Mit guter Laune fahre ich weiter gen Chicago. Zum Starved Rock State Park werde ich es zwar nun nicht mehr schaffen, aber man kann halt nicht alles haben und irgendwas muss ja auch noch für den nächsten Besuch übrig bleiben.
Mit dem Sonnenuntergang erreiche ich Tinley Park, wo ich das Sleep Inn für mich reserviert habe. Dieses ist eines der Sleep Inn, die in den letzten Jahren ein völlig neues Design bekommen haben. Viele Leute haben mir davon schon vorgeschwärmt. Ich bin allerdings etwas enttäuscht, denn so toll ist es hier bei genauerem Hinsehen leider nicht. Ich hatte mehr erwartet.
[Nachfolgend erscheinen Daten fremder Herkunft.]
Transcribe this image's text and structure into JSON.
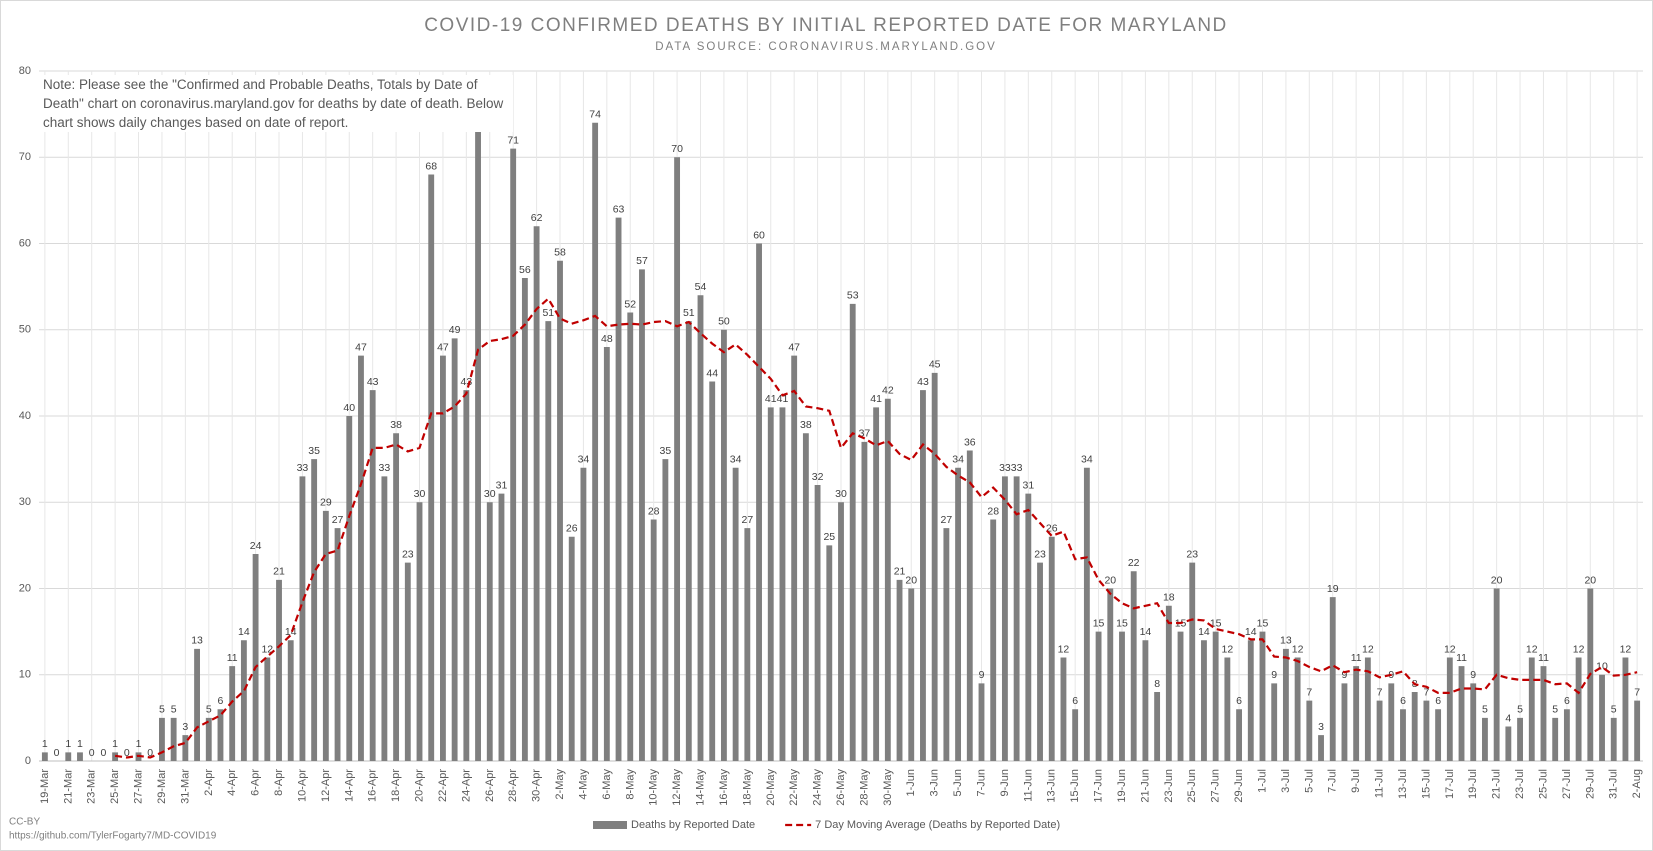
{
  "chart_data": {
    "type": "bar",
    "title": "COVID-19 CONFIRMED DEATHS BY INITIAL REPORTED DATE FOR MARYLAND",
    "subtitle": "DATA SOURCE: CORONAVIRUS.MARYLAND.GOV",
    "annotation": "Note: Please see the \"Confirmed and Probable Deaths, Totals by Date of Death\" chart on coronavirus.maryland.gov for deaths by date of death. Below chart shows daily changes based on date of report.",
    "credit": "CC-BY",
    "source_url": "https://github.com/TylerFogarty7/MD-COVID19",
    "categories": [
      "19-Mar",
      null,
      "21-Mar",
      null,
      "23-Mar",
      null,
      "25-Mar",
      null,
      "27-Mar",
      null,
      "29-Mar",
      null,
      "31-Mar",
      null,
      "2-Apr",
      null,
      "4-Apr",
      null,
      "6-Apr",
      null,
      "8-Apr",
      null,
      "10-Apr",
      null,
      "12-Apr",
      null,
      "14-Apr",
      null,
      "16-Apr",
      null,
      "18-Apr",
      null,
      "20-Apr",
      null,
      "22-Apr",
      null,
      "24-Apr",
      null,
      "26-Apr",
      null,
      "28-Apr",
      null,
      "30-Apr",
      null,
      "2-May",
      null,
      "4-May",
      null,
      "6-May",
      null,
      "8-May",
      null,
      "10-May",
      null,
      "12-May",
      null,
      "14-May",
      null,
      "16-May",
      null,
      "18-May",
      null,
      "20-May",
      null,
      "22-May",
      null,
      "24-May",
      null,
      "26-May",
      null,
      "28-May",
      null,
      "30-May",
      null,
      "1-Jun",
      null,
      "3-Jun",
      null,
      "5-Jun",
      null,
      "7-Jun",
      null,
      "9-Jun",
      null,
      "11-Jun",
      null,
      "13-Jun",
      null,
      "15-Jun",
      null,
      "17-Jun",
      null,
      "19-Jun",
      null,
      "21-Jun",
      null,
      "23-Jun",
      null,
      "25-Jun",
      null,
      "27-Jun",
      null,
      "29-Jun",
      null,
      "1-Jul",
      null,
      "3-Jul",
      null,
      "5-Jul",
      null,
      "7-Jul",
      null,
      "9-Jul",
      null,
      "11-Jul",
      null,
      "13-Jul",
      null,
      "15-Jul",
      null,
      "17-Jul",
      null,
      "19-Jul",
      null,
      "21-Jul",
      null,
      "23-Jul",
      null,
      "25-Jul",
      null,
      "27-Jul",
      null,
      "29-Jul",
      null,
      "31-Jul",
      null,
      "2-Aug"
    ],
    "series": [
      {
        "name": "Deaths by Reported Date",
        "color": "#7f7f7f",
        "type": "bar",
        "values": [
          1,
          0,
          1,
          1,
          0,
          0,
          1,
          0,
          1,
          0,
          5,
          5,
          3,
          13,
          5,
          6,
          11,
          14,
          24,
          12,
          21,
          14,
          33,
          35,
          29,
          27,
          40,
          47,
          43,
          33,
          38,
          23,
          30,
          68,
          47,
          49,
          43,
          74,
          30,
          31,
          71,
          56,
          62,
          51,
          58,
          26,
          34,
          74,
          48,
          63,
          52,
          57,
          28,
          35,
          70,
          51,
          54,
          44,
          50,
          34,
          27,
          60,
          41,
          41,
          47,
          38,
          32,
          25,
          30,
          53,
          37,
          41,
          42,
          21,
          20,
          43,
          45,
          27,
          34,
          36,
          9,
          28,
          33,
          33,
          31,
          23,
          26,
          12,
          6,
          34,
          15,
          20,
          15,
          22,
          14,
          8,
          18,
          15,
          23,
          14,
          15,
          12,
          6,
          14,
          15,
          9,
          13,
          12,
          7,
          3,
          19,
          9,
          11,
          12,
          7,
          9,
          6,
          8,
          7,
          6,
          12,
          11,
          9,
          5,
          20,
          4,
          5,
          12,
          11,
          5,
          6,
          12,
          20,
          10,
          5,
          12,
          7
        ]
      },
      {
        "name": "7 Day Moving Average (Deaths by Reported Date)",
        "color": "#c00000",
        "type": "line",
        "dashed": true,
        "values": [
          null,
          null,
          null,
          null,
          null,
          null,
          0.6,
          0.4,
          0.6,
          0.4,
          1.0,
          1.7,
          2.1,
          3.9,
          4.6,
          5.3,
          6.9,
          8.1,
          10.9,
          12.1,
          13.3,
          14.6,
          18.4,
          21.9,
          24.0,
          24.4,
          28.4,
          32.1,
          36.3,
          36.3,
          36.7,
          35.9,
          36.3,
          40.3,
          40.3,
          41.1,
          42.6,
          47.7,
          48.7,
          48.9,
          49.3,
          50.6,
          52.4,
          53.6,
          51.3,
          50.7,
          51.1,
          51.6,
          50.4,
          50.6,
          50.7,
          50.6,
          50.9,
          51.0,
          50.4,
          50.9,
          49.6,
          48.4,
          47.4,
          48.3,
          47.1,
          45.7,
          44.3,
          42.4,
          42.9,
          41.1,
          40.9,
          40.6,
          36.3,
          38.0,
          37.4,
          36.6,
          37.1,
          35.6,
          34.9,
          36.7,
          35.6,
          34.1,
          33.1,
          32.3,
          30.6,
          31.7,
          30.3,
          28.6,
          29.1,
          27.6,
          26.1,
          26.6,
          23.4,
          23.6,
          21.0,
          19.4,
          18.3,
          17.7,
          18.0,
          18.3,
          16.0,
          16.0,
          16.4,
          16.3,
          15.3,
          15.0,
          14.7,
          14.1,
          14.1,
          12.1,
          12.0,
          11.6,
          10.9,
          10.4,
          11.1,
          10.3,
          10.6,
          10.4,
          9.7,
          10.0,
          10.4,
          8.9,
          8.6,
          7.9,
          7.9,
          8.4,
          8.4,
          8.3,
          10.0,
          9.6,
          9.4,
          9.4,
          9.4,
          8.9,
          9.0,
          7.9,
          10.1,
          10.9,
          9.9,
          10.0,
          10.3
        ]
      }
    ],
    "ylim": [
      0,
      80
    ],
    "yticks": [
      0,
      10,
      20,
      30,
      40,
      50,
      60,
      70,
      80
    ],
    "grid": true,
    "legend": "bottom"
  }
}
Den Abend verbringe ich aber heute sowieso nicht im Hotel. Eigentlich hatte ich auch geplant, erst morgen früh wieder nach Chicago zu fahren, doch dann fiel mir ein, dass ich ja so Chicago auf dieser Reise gar nicht bei Nacht sehen würde. Also wurde der Plan geändert und hier bin ich nun, zurück in der Windy City, allerdings ohne Wind und mit sternenklarem Himmel, der ein Traumpanorama ermöglicht.
Bevor ich das jedoch ansehe, fahre ich noch einmal zur Buckingham Fountain, die bei Nacht wunderschön angestrahlt wird. Hier ist ganz schön was los und immer wieder laufen mir Menschen durchs Bild, alle sind sie hier, um dieses Spektakel zu sehen.
Aber auch ringsum erleuchten die Wolkenkratzer von Chicago. Viele mit pinken Spitzen, denn es ist Breast Cancer Awareness Month.
Und dann ist es soweit. Die Fontäne der Buckingham Fountain schießt in die Höhe. Die Menschen bleiben stehen und staunen. Selbst die Asiaten, die die ganze Zeit geschnattert haben, sind nun ganz still. Nur das Klicken der Kameras und das Rauschen des Wassers sind zu hören. Ein magischer Moment und ein toller letzter Abend auf diesem Teil der Reise.
Ich will mich aber mit diesem Panorama nicht zufrieden geben und fahre noch einmal zum Adler Planetarium. War der Blick auf die Skyline von hier am Tage schon fantastisch, so ist er jetzt gerade zu atemberaubend. Ganz Chicago glänzt und funkelt, die Spiegelung im Lake Michigan auch wunderschön. Das letzte Mal habe ich so eine tolle Skyline in Hong Kong gehabt. Dafür hat sich die Fahrt nach Downtown definitiv gelohnt.
Erst gegen 22 Uhr bin ich zurück im Hotel, wo ich ja auch noch meinen Koffer packen muss, denn morgen fliege ich nach Phoenix. Zum Glück habe ich aber noch nicht so viel gekauft, sodass alles noch ganz gut passt und auch zugeht.